Князь Василий замолчал, и щеки его начинали нервически подергиваться то на одну, то на другую сторону, придавая его лицу неприятное выражение, какое никогда не показывалось на лице князя Василия, когда он бывал в гостиных. Глаза его тоже были не такие, как всегда: то они смотрели нагло шутливо, то испуганно оглядывались.
Княжна, своими сухими, худыми руками придерживая на коленях собачку, внимательно смотрела в глаза князю Василию; но видно было, что она не прервет молчания вопросом, хотя бы ей пришлось молчать до утра.
– Вот видите ли, моя милая княжна и кузина, Катерина Семеновна, – продолжал князь Василий, видимо, не без внутренней борьбы приступая к продолжению своей речи, – в такие минуты, как теперь, обо всём надо подумать. Надо подумать о будущем, о вас… Я вас всех люблю, как своих детей, ты это знаешь.
Княжна так же тускло и неподвижно смотрела на него.
– Наконец, надо подумать и о моем семействе, – сердито отталкивая от себя столик и не глядя на нее, продолжал князь Василий, – ты знаешь, Катишь, что вы, три сестры Мамонтовы, да еще моя жена, мы одни прямые наследники графа. Знаю, знаю, как тебе тяжело говорить и думать о таких вещах. И мне не легче; но, друг мой, мне шестой десяток, надо быть ко всему готовым. Ты знаешь ли, что я послал за Пьером, и что граф, прямо указывая на его портрет, требовал его к себе?

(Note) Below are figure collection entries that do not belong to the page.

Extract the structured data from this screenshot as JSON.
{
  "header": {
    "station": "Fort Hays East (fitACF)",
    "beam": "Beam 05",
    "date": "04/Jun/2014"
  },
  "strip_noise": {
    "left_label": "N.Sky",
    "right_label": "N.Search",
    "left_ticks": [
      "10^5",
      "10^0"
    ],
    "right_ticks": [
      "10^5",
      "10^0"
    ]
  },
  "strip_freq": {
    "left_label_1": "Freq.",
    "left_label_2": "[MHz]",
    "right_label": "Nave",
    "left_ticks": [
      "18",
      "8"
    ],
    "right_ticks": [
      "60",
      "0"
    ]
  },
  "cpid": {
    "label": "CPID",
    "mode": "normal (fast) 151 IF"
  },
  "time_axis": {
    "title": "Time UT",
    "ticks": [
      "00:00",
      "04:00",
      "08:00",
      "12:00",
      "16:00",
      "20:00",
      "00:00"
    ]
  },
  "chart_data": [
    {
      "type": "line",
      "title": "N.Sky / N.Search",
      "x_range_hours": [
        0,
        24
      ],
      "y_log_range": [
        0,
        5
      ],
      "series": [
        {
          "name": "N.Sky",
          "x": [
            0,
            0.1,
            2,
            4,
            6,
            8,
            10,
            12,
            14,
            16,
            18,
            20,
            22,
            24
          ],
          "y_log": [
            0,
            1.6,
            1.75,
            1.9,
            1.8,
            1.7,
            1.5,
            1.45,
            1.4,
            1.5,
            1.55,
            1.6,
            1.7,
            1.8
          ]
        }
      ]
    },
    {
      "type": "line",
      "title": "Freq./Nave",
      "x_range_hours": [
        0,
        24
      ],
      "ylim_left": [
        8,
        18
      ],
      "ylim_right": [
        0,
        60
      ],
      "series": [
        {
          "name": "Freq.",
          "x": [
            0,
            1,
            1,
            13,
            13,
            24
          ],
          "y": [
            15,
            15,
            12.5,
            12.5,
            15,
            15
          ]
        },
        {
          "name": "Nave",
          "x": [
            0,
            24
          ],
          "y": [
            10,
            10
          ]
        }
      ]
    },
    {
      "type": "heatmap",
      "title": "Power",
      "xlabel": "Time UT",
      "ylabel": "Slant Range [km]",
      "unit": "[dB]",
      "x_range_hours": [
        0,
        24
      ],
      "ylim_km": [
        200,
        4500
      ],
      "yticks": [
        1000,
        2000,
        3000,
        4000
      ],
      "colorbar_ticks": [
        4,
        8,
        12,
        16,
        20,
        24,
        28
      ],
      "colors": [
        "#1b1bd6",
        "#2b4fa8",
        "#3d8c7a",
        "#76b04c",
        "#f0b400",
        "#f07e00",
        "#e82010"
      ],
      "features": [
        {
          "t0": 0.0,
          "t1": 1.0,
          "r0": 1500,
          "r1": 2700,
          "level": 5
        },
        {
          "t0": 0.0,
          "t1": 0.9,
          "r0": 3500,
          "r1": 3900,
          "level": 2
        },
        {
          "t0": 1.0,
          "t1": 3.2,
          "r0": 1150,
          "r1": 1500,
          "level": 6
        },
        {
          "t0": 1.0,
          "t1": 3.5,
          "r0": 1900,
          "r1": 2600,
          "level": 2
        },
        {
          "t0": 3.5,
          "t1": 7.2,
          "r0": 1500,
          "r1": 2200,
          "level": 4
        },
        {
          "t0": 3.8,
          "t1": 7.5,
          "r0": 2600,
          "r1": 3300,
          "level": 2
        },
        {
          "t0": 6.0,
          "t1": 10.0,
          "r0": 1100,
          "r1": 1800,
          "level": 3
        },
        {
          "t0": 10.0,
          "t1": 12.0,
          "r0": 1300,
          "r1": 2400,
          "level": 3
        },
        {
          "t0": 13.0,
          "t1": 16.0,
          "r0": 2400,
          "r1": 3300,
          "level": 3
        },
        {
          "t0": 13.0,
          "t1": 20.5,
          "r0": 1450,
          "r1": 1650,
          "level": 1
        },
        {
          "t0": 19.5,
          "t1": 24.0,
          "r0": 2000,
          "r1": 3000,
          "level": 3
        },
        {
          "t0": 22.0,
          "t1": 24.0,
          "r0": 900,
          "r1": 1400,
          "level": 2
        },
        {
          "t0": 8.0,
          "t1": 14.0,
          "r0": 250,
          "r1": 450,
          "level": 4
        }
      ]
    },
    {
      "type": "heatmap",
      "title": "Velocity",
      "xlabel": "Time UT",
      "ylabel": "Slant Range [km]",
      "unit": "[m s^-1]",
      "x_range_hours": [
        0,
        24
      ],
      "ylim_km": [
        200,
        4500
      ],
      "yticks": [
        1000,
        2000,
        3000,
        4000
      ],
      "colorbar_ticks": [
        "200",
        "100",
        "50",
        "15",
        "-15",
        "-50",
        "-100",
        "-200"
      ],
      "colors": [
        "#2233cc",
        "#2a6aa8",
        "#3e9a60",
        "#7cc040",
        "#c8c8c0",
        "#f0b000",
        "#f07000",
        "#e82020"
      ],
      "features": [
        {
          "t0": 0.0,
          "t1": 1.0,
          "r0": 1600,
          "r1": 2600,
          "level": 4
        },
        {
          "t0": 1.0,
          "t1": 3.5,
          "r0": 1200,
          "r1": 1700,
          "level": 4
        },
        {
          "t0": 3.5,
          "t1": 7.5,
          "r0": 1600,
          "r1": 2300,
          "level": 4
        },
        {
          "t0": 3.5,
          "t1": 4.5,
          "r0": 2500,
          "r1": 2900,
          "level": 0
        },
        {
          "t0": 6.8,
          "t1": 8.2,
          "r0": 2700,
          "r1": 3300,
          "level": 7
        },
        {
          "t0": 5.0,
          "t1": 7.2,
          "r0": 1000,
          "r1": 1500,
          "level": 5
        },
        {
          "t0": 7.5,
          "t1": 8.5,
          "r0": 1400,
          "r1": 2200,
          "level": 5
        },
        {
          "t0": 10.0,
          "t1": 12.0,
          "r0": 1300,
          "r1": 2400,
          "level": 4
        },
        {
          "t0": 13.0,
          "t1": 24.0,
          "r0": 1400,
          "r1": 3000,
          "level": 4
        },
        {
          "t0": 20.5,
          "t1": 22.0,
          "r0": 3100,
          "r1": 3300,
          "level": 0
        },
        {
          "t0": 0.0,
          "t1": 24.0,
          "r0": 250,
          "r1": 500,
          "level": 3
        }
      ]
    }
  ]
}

Князь Василий вопросительно посмотрел на княжну, но не мог понять, соображала ли она то, что он ей сказал, или просто смотрела на него…
– Я об одном не перестаю молить Бога, mon cousin, – отвечала она, – чтоб он помиловал его и дал бы его прекрасной душе спокойно покинуть эту…
– Да, это так, – нетерпеливо продолжал князь Василий, потирая лысину и опять с злобой придвигая к себе отодвинутый столик, – но, наконец…наконец дело в том, ты сама знаешь, что прошлою зимой граф написал завещание, по которому он всё имение, помимо прямых наследников и нас, отдавал Пьеру.
– Мало ли он писал завещаний! – спокойно сказала княжна. – Но Пьеру он не мог завещать. Пьер незаконный.
– Ma chere, – сказал вдруг князь Василий, прижав к себе столик, оживившись и начав говорить скорей, – но что, ежели письмо написано государю, и граф просит усыновить Пьера? Понимаешь, по заслугам графа его просьба будет уважена…
Княжна улыбнулась, как улыбаются люди, которые думают что знают дело больше, чем те, с кем разговаривают.
– Я тебе скажу больше, – продолжал князь Василий, хватая ее за руку, – письмо было написано, хотя и не отослано, и государь знал о нем. Вопрос только в том, уничтожено ли оно, или нет. Ежели нет, то как скоро всё кончится , – князь Василий вздохнул, давая этим понять, что он разумел под словами всё кончится , – и вскроют бумаги графа, завещание с письмом будет передано государю, и просьба его, наверно, будет уважена. Пьер, как законный сын, получит всё.